In other words *I*/*I*_{S} increases as the inverse square of the relative density, *ρ*/*ρ*_{S}.

Now the expression derived above for the elastic modulus of an open-cell porous body was

\[\frac{E}{E_{\mathrm{S}}}=k\left(\frac{\rho}{\rho _\mathrm{s}}\right)^{2}\]

That is E/E_{S} decreases as the square of the relative density. In other words although *I* is increasing with decreasing density, E is decreasing at the same rate. In this case there would be no advantage in using such a material in bending compared with the solid material.

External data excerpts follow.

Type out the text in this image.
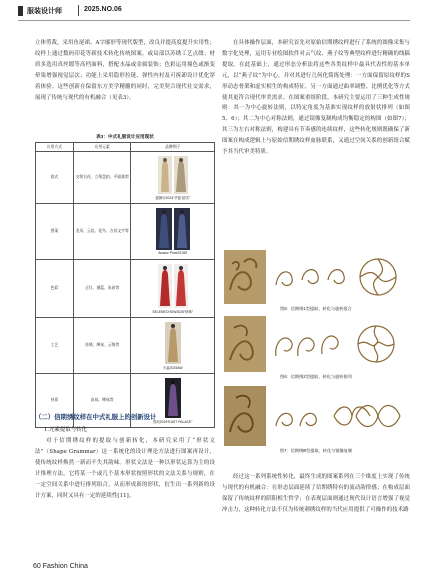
服装设计师	2025.NO.06

立体剪裁，采用鱼尾裙、A字廓形等现代版型，改良并提高度提升实用性；纹样上通过数码印花等新技术转化传统图案，或局部以苏绣工艺点缀；材质多选用真丝缎等高档面料，搭配水晶或金属装饰；色彩运用撞色或渐变晕染增强视觉层次；功能上采用隐形拉链、弹性内衬及可拆卸设计优化穿着体验。这些创新在保留东方美学精髓的同时，完美契合现代社交需求，展现了传统与现代的有机融合（见表3）。

表3：中式礼服设计应用现状
应用方式	应用元素	品牌例子
款式	交领右衽、立领盘扣、平面裁剪	盛静坊2024“华夏·踏雪”

图案	龙凤、云纹、花鸟、吉祥文字等	Amanz Prive2018S

色彩	正红、黛蓝、朱砂等	SELENECHOW2025“珍珠”

工艺	苏绣、缂丝、云锦等	天裳2025AW

材质	真丝、缂丝等	郭培2019“EAST PALACE”
（二）信期绣纹样在中式礼服上的创新设计
1.元素提取与转化

对于信期绣纹样的提取与创新转化，本研究采用了“形状文法”（Shape Grammar）这一系统化的设计理论方法进行图案再设计，使传统纹样焕然一新而不失其韵味。形状文法是一种以形状运算为主的设计推理方法，它将某一个或几个基本形状按照形状的文法关系与规则，在一定空间关系中进行排列组合，从而形成新的形状，衍生出一系列新的设计方案，同时又具有一定的延续性[11]。

在具体操作层面，本研究首先对原始信期绣纹样进行了系统的图像采集与数字化处理，运用专业绘图软件对云气纹、燕子纹等典型纹样进行精确的线稿提取。在此基础上，通过形态分析法将这些各类纹样中最具代表性的基本单元，以“燕子纹”为中心，并对其进行几何化简练处理：一方面保留原纹样的S形动态骨架和虚实相生的构成特征，另一方面通过曲率调整、比例优化等方式使其更符合现代审美需求。在图案重组阶段，本研究主要运用了三种生成性规则：其一为中心旋转法则，以特定角度为基准实现纹样的放射状排列（如图5、6）；其二为中心对称法则，通过镜像复制构成均衡稳定的构图（如图7）；其三为左右对称法则，构建具有节奏感的连续纹样，这些转化规则既确保了新图案在构成逻辑上与原始信期绣纹样血脉联系，又通过空间关系的创新组合赋予其当代审美特质。

图5：信期绣1型提取、转化与旋转组合
图6：信期绣2型提取、转化与旋转排列
图7：信期绣Ⅲ型提取、转化与镜像复制

经过这一系列系统性转化，最终生成的图案系列在三个维度上实现了传统与现代的有机融合：在形态层面延续了信期绣特有的流动韵律感；在构成层面保留了传统纹样的阴阳相生哲学；在表现层面则通过现代设计语言增强了视觉冲击力，这种转化方法不仅为传统刺绣纹样的当代应用提供了可操作的技术路

60 Fashion China
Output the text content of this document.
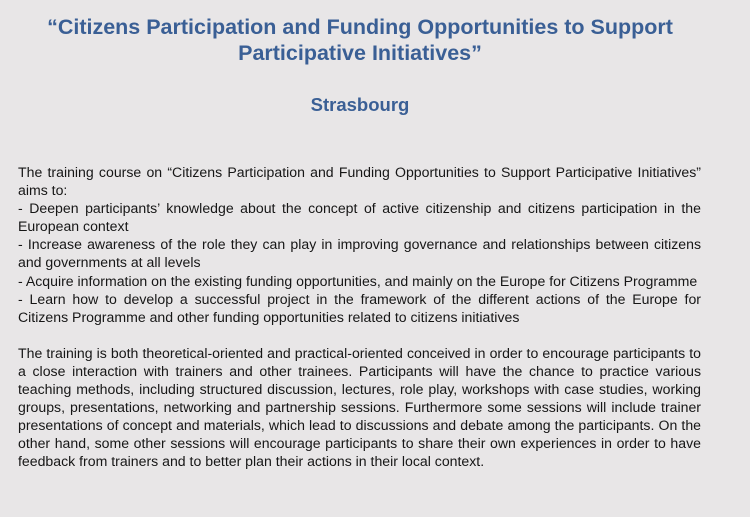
“Citizens Participation and Funding Opportunities to Support
Participative Initiatives”
Strasbourg

The training course on “Citizens Participation and Funding Opportunities to Support Participative Initiatives” aims to:

- Deepen participants’ knowledge about the concept of active citizenship and citizens participation in the European context

- Increase awareness of the role they can play in improving governance and relationships between citizens and governments at all levels

- Acquire information on the existing funding opportunities, and mainly on the Europe for Citizens Programme

- Learn how to develop a successful project in the framework of the different actions of the Europe for Citizens Programme and other funding opportunities related to citizens initiatives

The training is both theoretical-oriented and practical-oriented conceived in order to encourage participants to a close interaction with trainers and other trainees. Participants will have the chance to practice various teaching methods, including structured discussion, lectures, role play, workshops with case studies, working groups, presentations, networking and partnership sessions. Furthermore some sessions will include trainer presentations of concept and materials, which lead to discussions and debate among the participants. On the other hand, some other sessions will encourage participants to share their own experiences in order to have feedback from trainers and to better plan their actions in their local context.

As nothing can be done about the change in radius, and hence I, with relative density, a higher bending stiffness can only be obtained by ensuring that E/E_{S} varies with ρ/ρ_{S} by a power less than 2. This is the case for the **axial** Young modulus of wood where the exponent lies closer to 1 rather than 2, as shown below.

(The data is taken from K.E. Easterling et al, “On the mechanics of balsa and other woods”, *Proc. Roy. Soc. A*, **383**[1784] (1982) 31-41.) Such changes can be brought about by varying the cell structure, for instance by elongating the cells, as occurs in wood. However in the **transverse** (radial and tangential) directions *E*/*E*_{S} for wood decreases much more rapidly with decreasing *ρ*/*ρ*_{S}. Here the exponent lies between 2 and 3.